Published by Henry Holt and Company on August 11th 2015
Genres: Fiction, General, Literary, Thrillers
A young wife's new job pits her against the unfeeling machinations of the universe in this dazzling first novel Ursula K. Le Guin hails as "funny, sad, scary, beautiful. I love it."In a windowless building in a remote part of town, the newly employed Josephine inputs an endless string of numbers into something known only as The Database. After a long period of joblessness, she's not inclined to question her fortune, but as the days inch by and the files stack up, Josephine feels increasingly anxious in her surroundings-the office's scarred pinkish walls take on a living quality, the drone of keyboards echoes eerily down the long halls. When one evening her husband Joseph disappears and then returns, offering no explanation as to his whereabouts, her creeping unease shifts decidedly to dread.As other strange events build to a crescendo, the haunting truth about Josephine's work begins to take shape in her mind, even as something powerful is gathering its own form within her. She realizes that in order to save those she holds most dear, she must penetrate an institution whose tentacles seem to extend to every corner of the city and beyond. Both chilling and poignant, The Beautiful Bureaucrat is a novel of rare restraint and imagination. With it, Helen Phillips enters the company of Murakami, Bender, and Atwood as she twists the world we know and shows it back to us full of meaning and wonder-luminous and new.
This was a quick, fun little read. I think I find a certain appeal to quick reads like this for a couple of reasons: (1) the many sci-fi/fantasy book series of which I am a fan; and (2) exposure to clinical writing. So, let me first explain…
I love a good series. And, from beginning to end, it is usually quite the experience. With unlimited pages, the author has the ability (and often the predilection) to create a story that is bursting with detail. It’s a lot to soak in and hold on to, especially when there are large gaps between books! This book was the antithesis of such a series, but didn’t fail to deliver! It has a great, suspenseful story that gave me enough detail to full capture the world in which Josephine lived and worked. In that sense I was reminded of how to write clinically, and that keeping things concise and relevant were of paramount importance. The author could have easily padded the pages with descriptive flourishes, but she didn’t, and I don’t miss it here. It’s like a literary smoothie, it goes down quick without all that superfluous chewing and yet I get all the happy, little nutrients!
Yet one of my favorite things about this book was the way in which the author wrote what was going on in Josephine’s head.
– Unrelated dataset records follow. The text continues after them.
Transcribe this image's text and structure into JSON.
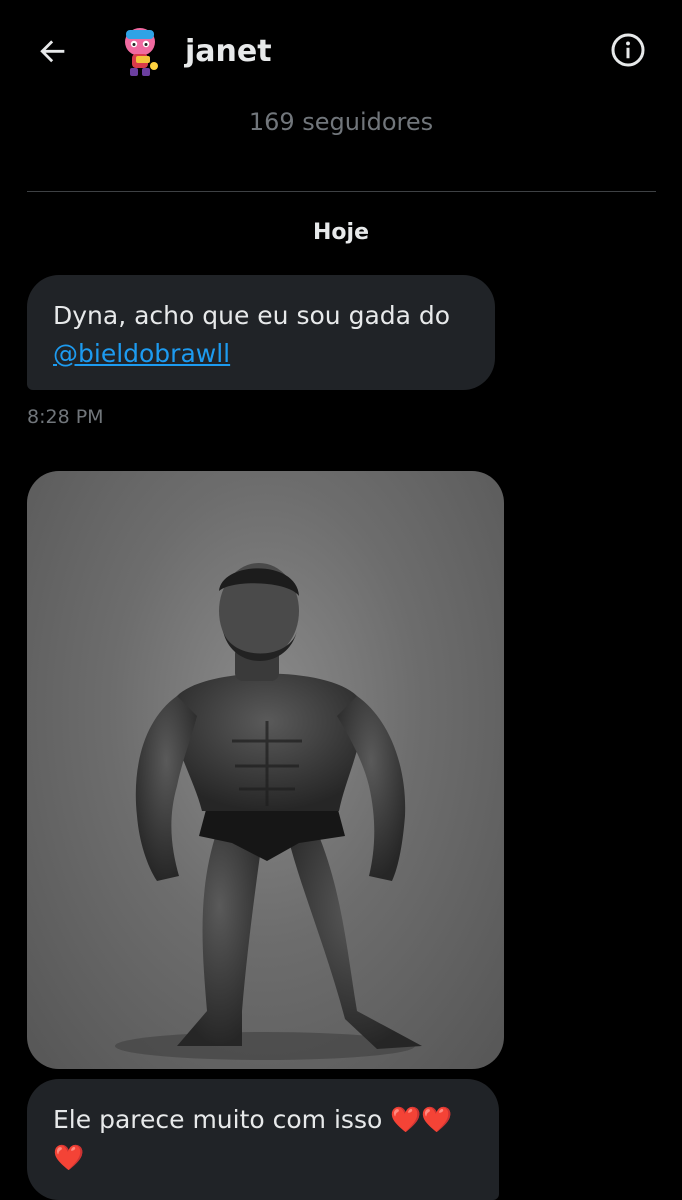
{
  "header": {
    "back_icon": "arrow-left-icon",
    "username": "janet",
    "info_icon": "info-circle-icon",
    "followers": "169 seguidores"
  },
  "conversation": {
    "date_label": "Hoje",
    "messages": [
      {
        "text": "Dyna, acho que eu sou gada do",
        "mention": "@bieldobrawll",
        "time": "8:28 PM"
      },
      {
        "media": "muscular-man-photo",
        "text": "Ele parece muito com isso",
        "emoji": "❤️❤️❤️"
      }
    ]
  },
  "colors": {
    "background": "#000000",
    "bubble": "#202327",
    "link": "#1d9bf0",
    "secondary_text": "#71767b",
    "heart": "#f4212e"
  }
}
I love the inner dialog Josephine had with herself, often playing with the words as anagrams and rhymes. And one of the best moments was her description of fear:
“They frightened her, the people of the world. She was scared to look up, scared to observe the smiles and frowns on their faces. They were the spies of the Person with Bad Breath. The spoons were, too, and the saltshaker, the napkin dispenser, the strand of hair; all of them keeping tabs on her, the thief. Again, she shut her eyes.”
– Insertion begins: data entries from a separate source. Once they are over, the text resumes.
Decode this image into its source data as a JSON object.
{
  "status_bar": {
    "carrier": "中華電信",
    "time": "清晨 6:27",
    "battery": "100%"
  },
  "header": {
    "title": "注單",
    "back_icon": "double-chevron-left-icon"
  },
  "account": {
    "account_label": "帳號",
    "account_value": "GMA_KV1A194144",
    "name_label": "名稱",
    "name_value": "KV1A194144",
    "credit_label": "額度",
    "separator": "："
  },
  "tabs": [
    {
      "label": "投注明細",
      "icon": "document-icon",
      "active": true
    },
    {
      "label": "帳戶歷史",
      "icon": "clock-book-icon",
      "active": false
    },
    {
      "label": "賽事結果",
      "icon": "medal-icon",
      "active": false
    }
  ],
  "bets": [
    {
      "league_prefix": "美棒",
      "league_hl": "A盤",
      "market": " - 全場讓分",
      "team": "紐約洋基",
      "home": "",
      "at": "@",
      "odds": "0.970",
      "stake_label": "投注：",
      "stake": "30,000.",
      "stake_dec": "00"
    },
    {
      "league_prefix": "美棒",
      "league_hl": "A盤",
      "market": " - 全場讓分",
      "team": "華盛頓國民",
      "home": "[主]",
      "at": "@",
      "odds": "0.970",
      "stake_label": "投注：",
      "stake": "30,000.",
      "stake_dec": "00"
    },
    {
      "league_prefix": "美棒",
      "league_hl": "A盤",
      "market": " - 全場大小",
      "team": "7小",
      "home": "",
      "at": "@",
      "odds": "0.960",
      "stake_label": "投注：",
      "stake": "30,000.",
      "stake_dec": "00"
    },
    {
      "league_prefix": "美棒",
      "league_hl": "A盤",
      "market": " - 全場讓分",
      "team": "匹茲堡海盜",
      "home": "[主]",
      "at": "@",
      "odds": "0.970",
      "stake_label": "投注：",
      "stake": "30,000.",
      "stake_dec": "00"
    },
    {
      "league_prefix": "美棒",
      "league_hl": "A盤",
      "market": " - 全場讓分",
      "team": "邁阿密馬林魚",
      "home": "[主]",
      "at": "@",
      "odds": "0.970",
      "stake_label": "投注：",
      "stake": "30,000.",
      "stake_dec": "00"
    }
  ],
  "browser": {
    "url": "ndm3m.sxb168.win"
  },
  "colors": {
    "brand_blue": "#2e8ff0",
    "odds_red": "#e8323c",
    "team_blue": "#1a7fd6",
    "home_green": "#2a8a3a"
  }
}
She really nailed the almost irrationality of thought one might experience when in the grips of terror; moments where even those who are usually level-headed fail to find fault in the idea of clandestine cutlery.
Another thing that really grabbed me was how the author beautifully captured the inescapable sense of drudgery of menial jobs and obligation to working somewhere you don’t want to be or that doesn’t value you with an appropriate wage. It brought me back to the first years of my marriage. Although we hadn’t fled the “hinterland” for urban splendor, my husband and I were in a similar situation: living in a shoddy apartment, working for peanuts, having monthly debates on which bills we could pay late. It was tough and trying at times, and I feel that was also reflected in the dynamics of Joseph and Josephine’s relationship throughout the course of the book.
I thoroughly enjoyed this short, single-sitting read. It was suspenseful with a lot of magical realism, and kept me engaged until the very end. If that sounds like a good time to you, I think you’ll like it as well!